FR :
Cet article propose une analyse comparée de deux adaptations cinématographiques d’œuvres d’Anne Hébert : d’une part, Kamouraska, réalisé en 1973 par Claude Jutra, qui adapte le roman éponyme de 1970 ; d’autre part, Le Torrent, réalisé en 2011 par Simon Lavoie, qui adapte la nouvelle liminaire du recueil publié par l’autrice en 1950. En particulier, nous étudierons la représentation du temps qui est à l’œuvre dans ces deux films, afin d’insister sur la complémentarité des démarches choisies par les cinéastes pour adapter la complexité temporelle du récit hébertien : alors que Lavoie, entre autres par le recours à l’héritage cinéphilique, vise la création d’un temps long et continu, quitte à détourner l’esthétique de la nouvelle, Jutra tente plutôt de produire une forme narrative contrariée où le mélange intermittent des temporalités est la traduction du bouillonnement intérieur de son personnage principal.

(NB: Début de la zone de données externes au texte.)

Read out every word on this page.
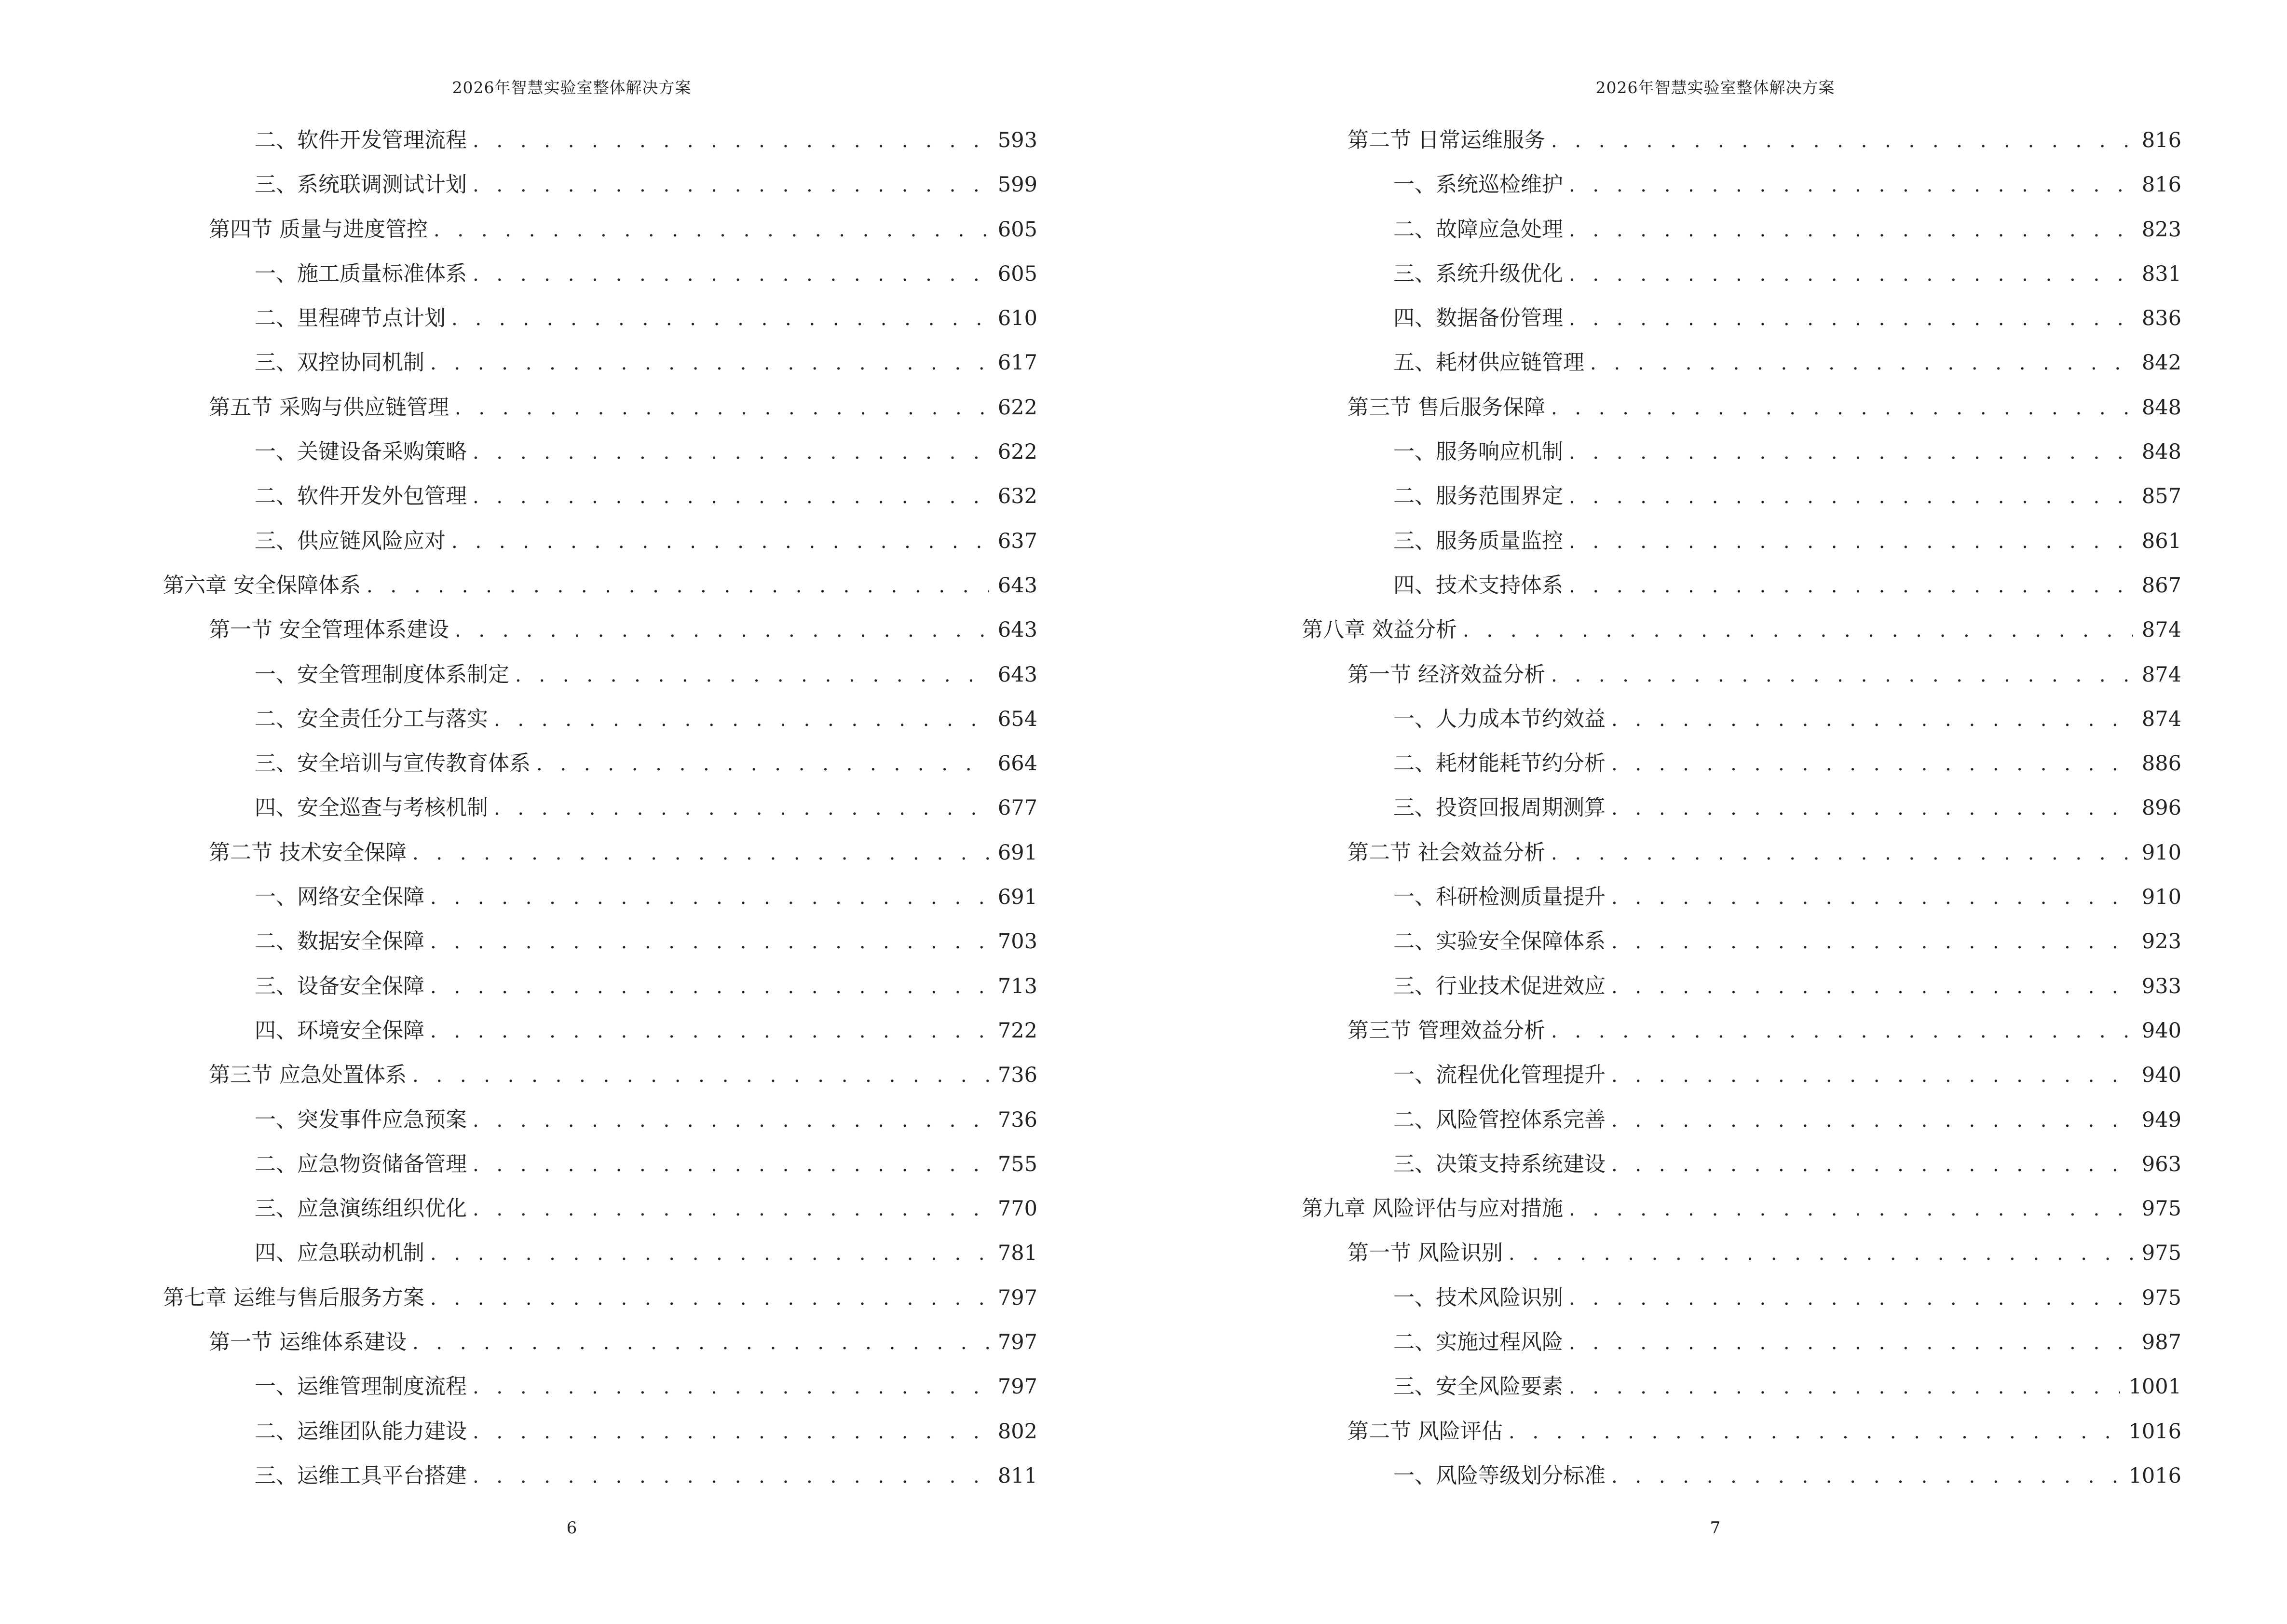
2026年智慧实验室整体解决方案
二、软件开发管理流程 . . .	593
三、系统联调测试计划 . . .	599
第四节 质量与进度管控 . . .	605
一、施工质量标准体系 . . .	605
二、里程碑节点计划 . . .	610
三、双控协同机制 . . .	617
第五节 采购与供应链管理 . . .	622
一、关键设备采购策略 . . .	622
二、软件开发外包管理 . . .	632
三、供应链风险应对 . . .	637
第六章 安全保障体系 . . .	643
第一节 安全管理体系建设 . . .	643
一、安全管理制度体系制定 . . .	643
二、安全责任分工与落实 . . .	654
三、安全培训与宣传教育体系 . . .	664
四、安全巡查与考核机制 . . .	677
第二节 技术安全保障 . . .	691
一、网络安全保障 . . .	691
二、数据安全保障 . . .	703
三、设备安全保障 . . .	713
四、环境安全保障 . . .	722
第三节 应急处置体系 . . .	736
一、突发事件应急预案 . . .	736
二、应急物资储备管理 . . .	755
三、应急演练组织优化 . . .	770
四、应急联动机制 . . .	781
第七章 运维与售后服务方案 . . .	797
第一节 运维体系建设 . . .	797
一、运维管理制度流程 . . .	797
二、运维团队能力建设 . . .	802
三、运维工具平台搭建 . . .	811
6
2026年智慧实验室整体解决方案
第二节 日常运维服务 . . .	816
一、系统巡检维护 . . .	816
二、故障应急处理 . . .	823
三、系统升级优化 . . .	831
四、数据备份管理 . . .	836
五、耗材供应链管理 . . .	842
第三节 售后服务保障 . . .	848
一、服务响应机制 . . .	848
二、服务范围界定 . . .	857
三、服务质量监控 . . .	861
四、技术支持体系 . . .	867
第八章 效益分析 . . .	874
第一节 经济效益分析 . . .	874
一、人力成本节约效益 . . .	874
二、耗材能耗节约分析 . . .	886
三、投资回报周期测算 . . .	896
第二节 社会效益分析 . . .	910
一、科研检测质量提升 . . .	910
二、实验安全保障体系 . . .	923
三、行业技术促进效应 . . .	933
第三节 管理效益分析 . . .	940
一、流程优化管理提升 . . .	940
二、风险管控体系完善 . . .	949
三、决策支持系统建设 . . .	963
第九章 风险评估与应对措施 . . .	975
第一节 风险识别 . . .	975
一、技术风险识别 . . .	975
二、实施过程风险 . . .	987
三、安全风险要素 . . .	1001
第二节 风险评估 . . .	1016
一、风险等级划分标准 . . .	1016
7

Témoignant de deux époques bien distinctes du cinéma québécois, Kamouraska et Le Torrent soulignent enfin comment un matériau littéraire comme celui d’Anne Hébert, en raison de son ambition, lance au cinéma le défi d’expérimenter ses limites et de réfléchir à ses propres possibilités d’expression.
EN :
This article proposes a comparative analysis of two cinematographic adaptations of works by Anne Hébert: Kamouraska, directed in 1973 by Claude Jutra, who adapted the eponymous novel of 1970, and Le Torrent, directed in 2011 by Simon Lavoie, who adapts the opening text of the collection published by the author in 1950. In particular, I will look at the representation of time that is at work in these two films, the better to insist on the complementarity of the approaches chosen by the filmmakers to adapt the temporal complexity of Hébert’s narrative: whereas Lavoie, through the use of the cinephilic heritage, aims at the creation of a long and continuous time, even if it diverts the aesthetics of Hébert’s story, Jutra tries rather to produce a contrary narrative form where the intermittent mixture of temporalities is the translation of the inner torments of his main character. Bearing witness to two distinct epochs of Quebec cinema, Kamouraska and Le Torrent finally highlight how a literary material like Anne Hébert’s, because of its ambition, challenges cinema to experiment with its limits and reflect on its own potential of expression.